Does the computer decide on creditworthiness? – Business

If a company starts a transparency offensive whose business is based on the greatest possible opaqueness, then this usually has more to do with external pressure than with internal insight. Schufa, Germany’s best-known credit agency, surprised the public last year with a simulator that was supposed to make the famous scoring system comprehensible. Of course, Schufa has by no means revealed its magic formula, which it uses to calculate the creditworthiness of bank customers and consumers. Rather, the action should appease the critics who have long accused the credit agency of secrecy. Schufa is currently facing additional headwind: “We will immediately examine how transparency in credit scoring can be increased for the benefit of those affected,” says the coalition agreement, for example.

Now the wind could intensify. This Thursday, the European Court of Justice (ECJ) in Luxembourg is hearing two cases on the subject of Schufa. Judgments are not expected until spring, but the questions are tough. “The procedures could give an impetus to enact new regulations that ensure more transparency,” says Dieter Kugelmann, data protection officer in Rhineland-Palatinate.

From a purely formal point of view, the Schufa does not decide whether someone is creditworthy

The triggers are two submission orders from the administrative court in Wiesbaden, the seat of the credit agency. A plaintiff wants to enforce the deletion of what she believes to be false entries about her creditworthiness. The administrative court saw reason to have a delicate issue clarified by the ECJ. According to Article 22 of the European General Data Protection Regulation (GDPR), everyone has the right “not to be subjected to solely automated processing – including profiling”. Certain exceptions to this are possible, but the general rule is: a person has to decide, not the computer.

There is no question that a lot, if not everything, is highly automated at Schufa. You don’t know exactly because the procedure for determining the scoring value is protected as a trade secret, as the Federal Court of Justice decided in 2014. But it is clear that algorithms are used here that calculate credit ratings from various characteristics of potential debtors.

However, from a purely formal point of view, it is not the Schufa itself that considers the fate of bank customers and consumers. “Important to know: Schufa itself does not make any decisions,” says its privacy policy. It makes the score values ​​available to its customers, i.e. the banks for granting loans, the dealers for their customers, the telecommunications companies for the conclusion of mobile phone contracts. They then decide if someone is credit or contract worthy. At least in theory.

In practice, on the other hand, the number that Schufa supplied is the only thing that matters – at least that’s what the administrative court thinks. Of course, “purely hypothetically” a “human-driven individual case decision is still possible at this stage,” writes the court. In practice, however, this decision is “determined to such a significant extent by the score value transmitted by credit agencies that it also has an impact on the decision of the third party responsible.” The decisive factor is therefore the score value, not the clerk. And this is exactly what the GDPR wants to protect against: “The person concerned should not be at the mercy of an exclusively technical and opaque process,” the court concludes – and insists on transparency and fairness.

It remains to be seen whether the ECJ will pick up the ball from Wiesbaden. In the so-called recitals of the GDPR, it sounds more like the European legislator sees the score value as mere preparation and not yet the decision itself. On the other hand, the ECJ has distinguished itself for years with a very data protection-friendly line. There would definitely be a verdict in the interests of the people who have so far been a little helpless in the face of the Schufa scoring – possibly a reason for the traffic light coalition to revise the German regulations.
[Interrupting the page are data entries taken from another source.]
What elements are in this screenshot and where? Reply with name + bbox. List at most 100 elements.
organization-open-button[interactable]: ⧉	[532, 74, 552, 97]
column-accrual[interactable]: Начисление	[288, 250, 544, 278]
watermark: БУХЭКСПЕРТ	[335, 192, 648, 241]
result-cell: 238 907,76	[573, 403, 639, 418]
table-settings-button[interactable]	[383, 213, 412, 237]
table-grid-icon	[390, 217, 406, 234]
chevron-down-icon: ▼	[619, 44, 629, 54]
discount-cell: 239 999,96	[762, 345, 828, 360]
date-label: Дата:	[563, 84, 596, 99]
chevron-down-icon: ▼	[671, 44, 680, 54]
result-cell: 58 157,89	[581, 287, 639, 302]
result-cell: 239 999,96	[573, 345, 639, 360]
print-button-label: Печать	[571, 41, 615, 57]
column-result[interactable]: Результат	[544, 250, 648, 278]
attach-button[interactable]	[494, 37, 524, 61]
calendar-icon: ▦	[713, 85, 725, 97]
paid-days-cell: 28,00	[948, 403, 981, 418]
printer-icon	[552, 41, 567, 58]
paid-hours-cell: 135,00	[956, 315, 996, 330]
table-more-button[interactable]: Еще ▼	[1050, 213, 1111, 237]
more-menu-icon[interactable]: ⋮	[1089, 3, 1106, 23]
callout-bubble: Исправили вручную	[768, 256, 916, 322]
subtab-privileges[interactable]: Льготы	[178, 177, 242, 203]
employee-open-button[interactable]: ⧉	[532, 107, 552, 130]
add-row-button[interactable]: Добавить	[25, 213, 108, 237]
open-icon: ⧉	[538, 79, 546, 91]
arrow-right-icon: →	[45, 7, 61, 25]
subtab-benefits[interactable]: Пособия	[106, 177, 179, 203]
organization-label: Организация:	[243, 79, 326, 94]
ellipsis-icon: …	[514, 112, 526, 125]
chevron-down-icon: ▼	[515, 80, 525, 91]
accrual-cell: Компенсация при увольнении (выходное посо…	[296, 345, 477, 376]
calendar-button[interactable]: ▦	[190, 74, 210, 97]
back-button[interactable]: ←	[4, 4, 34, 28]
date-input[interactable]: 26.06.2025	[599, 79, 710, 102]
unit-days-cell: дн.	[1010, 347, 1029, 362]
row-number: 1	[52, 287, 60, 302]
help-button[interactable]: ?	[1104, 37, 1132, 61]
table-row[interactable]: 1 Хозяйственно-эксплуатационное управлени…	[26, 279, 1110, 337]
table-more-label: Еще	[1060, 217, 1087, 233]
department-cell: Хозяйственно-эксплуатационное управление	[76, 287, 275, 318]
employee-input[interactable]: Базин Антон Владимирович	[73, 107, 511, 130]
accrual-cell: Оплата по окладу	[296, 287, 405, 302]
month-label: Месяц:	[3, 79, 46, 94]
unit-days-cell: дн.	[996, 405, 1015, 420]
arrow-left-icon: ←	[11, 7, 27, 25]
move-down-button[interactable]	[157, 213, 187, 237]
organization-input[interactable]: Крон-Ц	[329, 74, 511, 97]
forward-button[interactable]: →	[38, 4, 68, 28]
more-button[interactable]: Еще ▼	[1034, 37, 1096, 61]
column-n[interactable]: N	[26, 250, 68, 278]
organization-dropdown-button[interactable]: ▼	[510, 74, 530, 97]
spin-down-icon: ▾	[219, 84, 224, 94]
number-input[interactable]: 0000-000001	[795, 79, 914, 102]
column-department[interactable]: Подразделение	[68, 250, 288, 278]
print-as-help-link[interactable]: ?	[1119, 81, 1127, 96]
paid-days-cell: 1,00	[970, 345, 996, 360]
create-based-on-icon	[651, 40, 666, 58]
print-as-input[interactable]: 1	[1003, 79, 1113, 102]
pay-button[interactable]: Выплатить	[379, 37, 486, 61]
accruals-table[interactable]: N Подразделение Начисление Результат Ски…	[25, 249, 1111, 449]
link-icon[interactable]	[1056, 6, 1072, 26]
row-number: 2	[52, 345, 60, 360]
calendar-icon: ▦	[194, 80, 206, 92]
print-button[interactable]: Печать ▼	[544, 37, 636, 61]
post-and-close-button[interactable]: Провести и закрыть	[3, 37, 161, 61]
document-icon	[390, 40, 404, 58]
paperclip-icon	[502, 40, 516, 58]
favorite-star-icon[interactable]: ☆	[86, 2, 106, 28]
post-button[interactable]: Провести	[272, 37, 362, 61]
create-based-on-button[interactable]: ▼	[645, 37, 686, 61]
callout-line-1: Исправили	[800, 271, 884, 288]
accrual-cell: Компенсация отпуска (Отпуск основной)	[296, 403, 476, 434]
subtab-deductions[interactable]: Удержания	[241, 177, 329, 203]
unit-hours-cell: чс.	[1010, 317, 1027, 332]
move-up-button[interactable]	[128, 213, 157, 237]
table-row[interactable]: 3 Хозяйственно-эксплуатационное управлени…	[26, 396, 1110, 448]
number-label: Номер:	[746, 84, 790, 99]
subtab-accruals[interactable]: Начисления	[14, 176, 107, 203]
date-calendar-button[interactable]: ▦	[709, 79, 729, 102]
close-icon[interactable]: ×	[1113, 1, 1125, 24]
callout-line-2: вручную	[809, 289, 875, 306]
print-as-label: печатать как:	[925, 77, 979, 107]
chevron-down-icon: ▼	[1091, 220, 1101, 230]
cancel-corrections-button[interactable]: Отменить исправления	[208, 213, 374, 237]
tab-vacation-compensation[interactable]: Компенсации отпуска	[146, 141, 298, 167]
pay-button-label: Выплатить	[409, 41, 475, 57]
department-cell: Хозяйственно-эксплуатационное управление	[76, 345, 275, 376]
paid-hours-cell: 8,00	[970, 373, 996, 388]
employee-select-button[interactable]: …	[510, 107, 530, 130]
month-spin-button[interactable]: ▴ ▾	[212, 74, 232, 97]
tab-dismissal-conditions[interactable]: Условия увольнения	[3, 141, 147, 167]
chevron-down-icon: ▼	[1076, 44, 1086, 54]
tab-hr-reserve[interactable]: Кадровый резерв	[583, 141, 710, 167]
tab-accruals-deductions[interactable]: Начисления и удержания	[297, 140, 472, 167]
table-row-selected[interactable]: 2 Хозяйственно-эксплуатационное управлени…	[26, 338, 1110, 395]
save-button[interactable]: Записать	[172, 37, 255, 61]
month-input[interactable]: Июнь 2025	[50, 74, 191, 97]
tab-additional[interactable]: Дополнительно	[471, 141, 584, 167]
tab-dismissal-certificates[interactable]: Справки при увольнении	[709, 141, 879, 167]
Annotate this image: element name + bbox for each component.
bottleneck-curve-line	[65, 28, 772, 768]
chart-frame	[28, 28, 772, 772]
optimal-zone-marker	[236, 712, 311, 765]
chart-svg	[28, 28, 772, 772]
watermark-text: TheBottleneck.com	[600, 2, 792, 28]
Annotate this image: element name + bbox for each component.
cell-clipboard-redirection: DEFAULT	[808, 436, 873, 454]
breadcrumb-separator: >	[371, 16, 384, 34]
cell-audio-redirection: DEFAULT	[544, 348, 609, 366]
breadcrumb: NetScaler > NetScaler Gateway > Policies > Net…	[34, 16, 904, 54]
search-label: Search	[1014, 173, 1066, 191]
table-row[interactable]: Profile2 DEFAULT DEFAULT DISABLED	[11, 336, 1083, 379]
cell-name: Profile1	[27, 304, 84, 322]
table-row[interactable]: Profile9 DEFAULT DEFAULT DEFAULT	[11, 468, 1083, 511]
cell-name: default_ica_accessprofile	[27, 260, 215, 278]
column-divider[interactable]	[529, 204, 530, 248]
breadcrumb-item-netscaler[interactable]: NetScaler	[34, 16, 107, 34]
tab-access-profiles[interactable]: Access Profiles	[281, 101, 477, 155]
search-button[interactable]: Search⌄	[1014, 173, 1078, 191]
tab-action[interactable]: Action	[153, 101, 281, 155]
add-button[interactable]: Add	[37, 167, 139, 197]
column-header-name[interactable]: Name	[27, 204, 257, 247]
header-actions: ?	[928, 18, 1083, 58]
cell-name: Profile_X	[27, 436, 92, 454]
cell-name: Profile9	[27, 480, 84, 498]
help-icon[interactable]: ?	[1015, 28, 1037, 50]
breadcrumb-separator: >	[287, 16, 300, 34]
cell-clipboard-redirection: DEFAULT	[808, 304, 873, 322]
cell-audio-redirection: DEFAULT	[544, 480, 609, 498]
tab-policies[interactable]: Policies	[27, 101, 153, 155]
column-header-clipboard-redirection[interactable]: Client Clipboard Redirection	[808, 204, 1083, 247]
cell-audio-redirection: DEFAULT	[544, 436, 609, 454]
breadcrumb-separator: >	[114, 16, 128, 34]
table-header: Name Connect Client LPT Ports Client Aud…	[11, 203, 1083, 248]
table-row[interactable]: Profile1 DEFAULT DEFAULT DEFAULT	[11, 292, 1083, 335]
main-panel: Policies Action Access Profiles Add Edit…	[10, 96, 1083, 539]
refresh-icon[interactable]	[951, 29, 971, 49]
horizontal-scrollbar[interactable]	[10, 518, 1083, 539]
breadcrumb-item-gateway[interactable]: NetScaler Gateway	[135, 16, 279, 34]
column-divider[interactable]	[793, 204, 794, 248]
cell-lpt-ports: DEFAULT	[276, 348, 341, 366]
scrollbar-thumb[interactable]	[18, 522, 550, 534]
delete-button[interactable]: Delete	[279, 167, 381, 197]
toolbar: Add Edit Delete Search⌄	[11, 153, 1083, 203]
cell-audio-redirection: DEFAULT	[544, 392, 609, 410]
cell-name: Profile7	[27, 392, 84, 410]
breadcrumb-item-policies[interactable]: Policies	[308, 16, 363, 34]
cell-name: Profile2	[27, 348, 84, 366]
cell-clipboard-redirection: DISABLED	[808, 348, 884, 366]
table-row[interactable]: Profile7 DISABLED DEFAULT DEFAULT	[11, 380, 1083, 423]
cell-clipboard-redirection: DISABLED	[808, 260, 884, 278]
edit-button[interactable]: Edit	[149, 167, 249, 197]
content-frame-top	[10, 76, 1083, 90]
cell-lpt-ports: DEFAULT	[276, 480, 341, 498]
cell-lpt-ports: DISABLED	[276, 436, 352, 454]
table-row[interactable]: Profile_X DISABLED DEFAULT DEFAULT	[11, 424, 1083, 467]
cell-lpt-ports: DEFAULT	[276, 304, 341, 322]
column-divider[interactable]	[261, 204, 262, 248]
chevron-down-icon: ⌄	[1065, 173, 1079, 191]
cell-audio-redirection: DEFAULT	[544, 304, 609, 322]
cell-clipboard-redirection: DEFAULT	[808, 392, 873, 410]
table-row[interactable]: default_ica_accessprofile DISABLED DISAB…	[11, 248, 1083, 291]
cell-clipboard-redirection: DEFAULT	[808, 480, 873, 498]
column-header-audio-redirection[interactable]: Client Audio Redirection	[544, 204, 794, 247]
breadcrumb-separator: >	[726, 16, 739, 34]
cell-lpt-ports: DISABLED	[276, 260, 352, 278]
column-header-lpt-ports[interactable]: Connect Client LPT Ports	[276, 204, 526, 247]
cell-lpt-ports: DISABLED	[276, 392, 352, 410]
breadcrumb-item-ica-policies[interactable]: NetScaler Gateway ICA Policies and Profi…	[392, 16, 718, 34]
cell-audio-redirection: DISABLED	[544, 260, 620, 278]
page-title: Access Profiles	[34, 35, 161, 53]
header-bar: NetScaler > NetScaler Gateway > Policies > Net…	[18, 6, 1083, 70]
The second Luxembourg procedure illustrates the uncanny power of Schufa data. There it is about the discharge of residual debt after bankruptcy. The insolvency courts make this information public, but delete it after six months. Can the Schufa simply continue to store this circumstance, which is quite existential for those affected, for up to three years? As a kind of in-house bankruptcy data retention? Here, too, the administrative court put a big question mark.